Fig. 10: IFN resistance in cells coinfected with RVs expressing BRSV NS1 and NS2. Vero cells (A) or MDBK cells (B) were infected with wild-type VB, VB bNS1, or VB bNS2, or coinfected with VB bNS1 and VB bNS2. Immediately after infection, cells were treated with the indicated amounts of IFN-α A/D. Infectious virus titers were determined 2 days post infection. Results represent the mean values of at least four independent experiments, with error bars indicating standard deviations.

In parallel experiments performed in MDBK cells, parental RV and the NS-expressing recombinants replicated to slightly lower titers in untreated MDBK cells than in Vero cells. In contrast to Vero cells, treatment with IFN more dramatically reduced infectious titers of wt RV and of NS-expressing viruses from single infections. An immediate reduction in infectious titers by 3 log units indicated a highly effective IFN-mediated cell response. However, in cells co- infected with viruses expressing NS1 and NS2 proteins, virus replication was completely protected against IFN until more than 150 IU of IFN was applied (Fig. 10B). These results were reflected by the analysis of RV protein synthesis. In untreated cells, all recombinants produced substantial and comparable amounts of RV proteins whereas in IFN- treated cells, only coinfections with VB bNS1 and VB bNS2 led to substantial protein synthesis until more than 150 to 200 IU was applied (Fig. 11B). These results confirm that the two BRSV NS proteins are required and sufficient for exerting the observed IFN antagonist activity. In addition, they show that both NS proteins are able to confer resistance to IFN- mediated antiviral response not only to BRSV but also to another, unrelated rhabdovirus.

Fig. 11: RV protein synthesis in IFN challenge experiments. Vero (A) or MDBK cells (B) were infected as described in Fig. 8, and cultures were treated with 0, 50, 150, 500 and 2,000 IU (A) or 0, 50, 150, 175, 500 IU of IFN-α (B). Cells were harvested 2 days post infection and extracts were analysed by western blot. RV N protein was detected using a serum raised against RV (S50). (C) Western blot analysis of BRSV NS protein expression in Vero cells infected with VB bNS1 and VB bNS2. Cells were treated with 0, 50 or 150 IU of IFN-α directly after seeding, and harvested 2 days post infection. NS1 protein was detected using an antibody recognizing the HA-tag (Y-11). For detection of NS2, an antibody recognizing the FLAG-tag (M2) was used.

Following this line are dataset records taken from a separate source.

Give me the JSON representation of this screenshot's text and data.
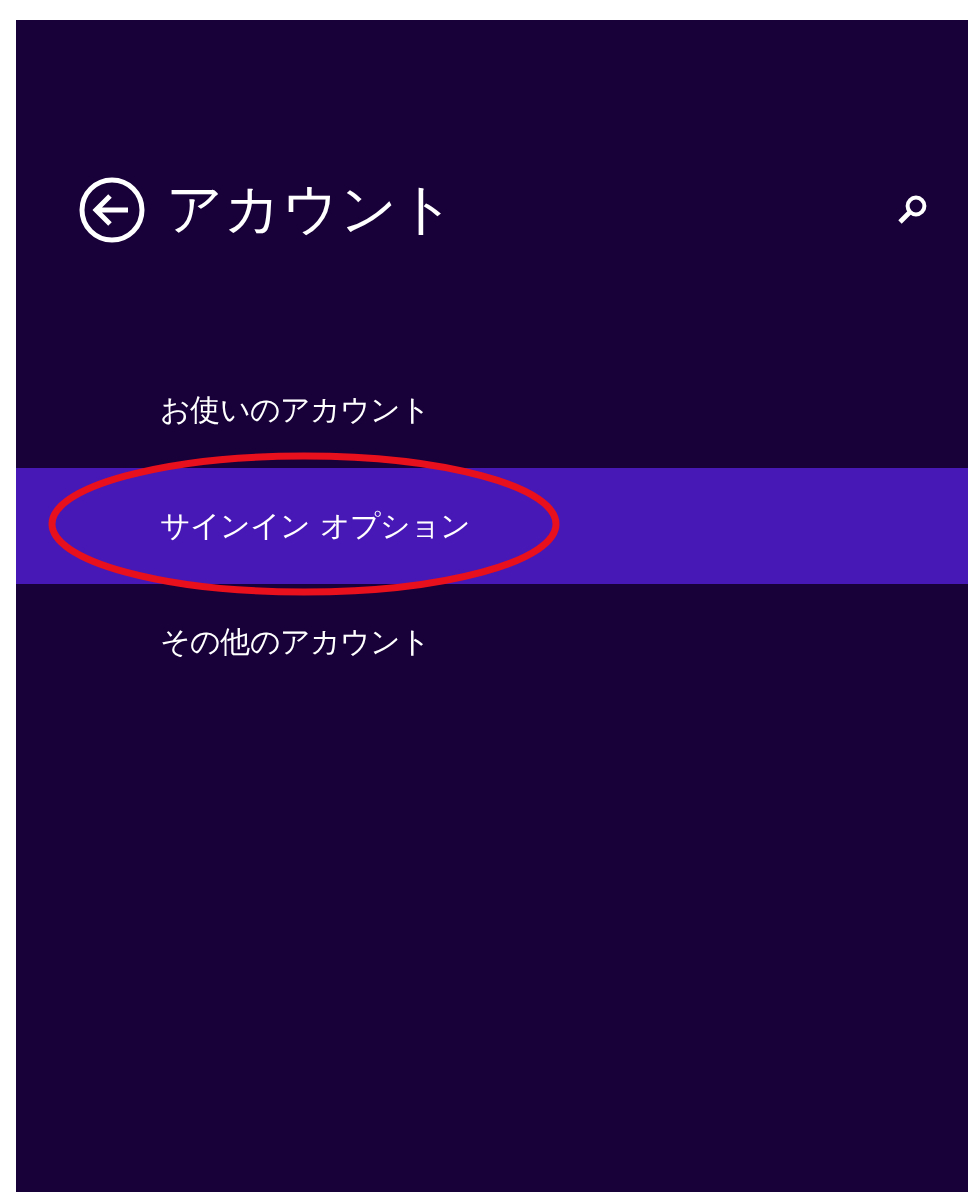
{
  "header": {
    "title": "アカウント"
  },
  "items": [
    {
      "label": "お使いのアカウント",
      "selected": false
    },
    {
      "label": "サインイン オプション",
      "selected": true,
      "circled": true
    },
    {
      "label": "その他のアカウント",
      "selected": false
    }
  ]
}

To rule out the possibility that the addition of the HA- or FLAG-tag to NS1 and NS2, respectively, influences their function(s) in the viral life cycle, recombinant BRSVs expressing either NS1ha or NS2fl were generated (BRSV ha and BRSV fl, respectively; Fig. 12A). Both recombinant BRSVs were recovered by cotransfection of BSR T7/5 cells with BRSV full- length cDNA with support plasmids encoding BRSV N, P, L, and M2 genes as described in 2-4, and synthesis of the tagged NS proteins was monitored by Western blotting (Fig. 12B).

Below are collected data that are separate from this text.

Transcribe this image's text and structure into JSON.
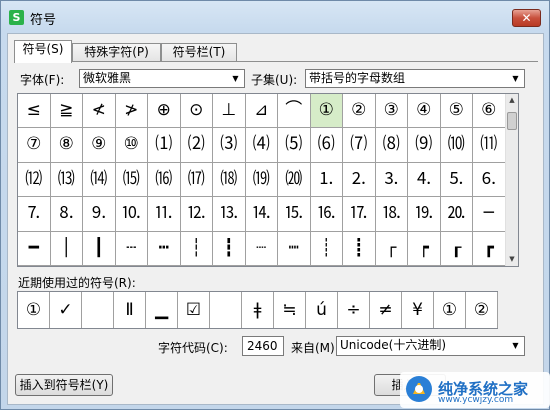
{
  "window": {
    "title": "符号",
    "app_icon": "S",
    "close_glyph": "✕"
  },
  "tabs": [
    "符号(S)",
    "特殊字符(P)",
    "符号栏(T)"
  ],
  "font": {
    "label": "字体(F):",
    "value": "微软雅黑"
  },
  "subset": {
    "label": "子集(U):",
    "value": "带括号的字母数组"
  },
  "symbols": [
    "≤",
    "≧",
    "≮",
    "≯",
    "⊕",
    "⊙",
    "⊥",
    "⊿",
    "⌒",
    "①",
    "②",
    "③",
    "④",
    "⑤",
    "⑥",
    "⑦",
    "⑧",
    "⑨",
    "⑩",
    "⑴",
    "⑵",
    "⑶",
    "⑷",
    "⑸",
    "⑹",
    "⑺",
    "⑻",
    "⑼",
    "⑽",
    "⑾",
    "⑿",
    "⒀",
    "⒁",
    "⒂",
    "⒃",
    "⒄",
    "⒅",
    "⒆",
    "⒇",
    "⒈",
    "⒉",
    "⒊",
    "⒋",
    "⒌",
    "⒍",
    "⒎",
    "⒏",
    "⒐",
    "⒑",
    "⒒",
    "⒓",
    "⒔",
    "⒕",
    "⒖",
    "⒗",
    "⒘",
    "⒙",
    "⒚",
    "⒛",
    "─",
    "━",
    "│",
    "┃",
    "┄",
    "┅",
    "┆",
    "┇",
    "┈",
    "┉",
    "┊",
    "┋",
    "┌",
    "┍",
    "┎",
    "┏"
  ],
  "selected_symbol": "①",
  "recent": {
    "label": "近期使用过的符号(R):",
    "items": [
      "①",
      "✓",
      "",
      "Ⅱ",
      "▁",
      "☑",
      "",
      "ǂ",
      "≒",
      "ú",
      "÷",
      "≠",
      "¥",
      "①",
      "②"
    ]
  },
  "char_code": {
    "label": "字符代码(C):",
    "value": "2460",
    "from_label": "来自(M)",
    "from_value": "Unicode(十六进制)"
  },
  "buttons": {
    "insert_to_bar": "插入到符号栏(Y)",
    "insert": "插入(I)"
  },
  "watermark": {
    "name": "纯净系统之家",
    "url": "www.ycwjzy.com"
  }
}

Fig. 12: IFN resistance of rBRSVs expressing tagged BRSV NS genes is not altered. (A) Genomes of rBRSV expressing NS1ha (BRSV ha) or NS2fl (BRSV fl). (B) Western blot analysis of cell lysates from Vero cells infected with BRSV ha and BRSV fl. NS1ha was detected using an antibody recognizing the HA-tag (Y- 11). NS2fl was recognized by an antibody raised against the synthetic FLAG epitope (M2). (C) Vero or MDBK cells infected at an MOI of 0.1 with BRSV wt, BRSV ha, or BRSV fl were incubated with the indicated amounts of recombinant IFN-α directly after seeding. Infectious titers were determined 3 days post infection. Results are shown as fold reduction in viral titer and represent the mean values of two independent experiments.

IFN challenge experiments were performed in Vero and MDBK cells to determine the protective capacity of the modified NS proteins towards exogenous IFN. As expected, no difference in IFN resistance was observed for BRSV ha or BRSV fl when compared with wt BRSV (Fig. 13). We therefore conclude that the addition of a protein tag to either NS protein does not compromise its IFN antagonist function in the context of a viral infection.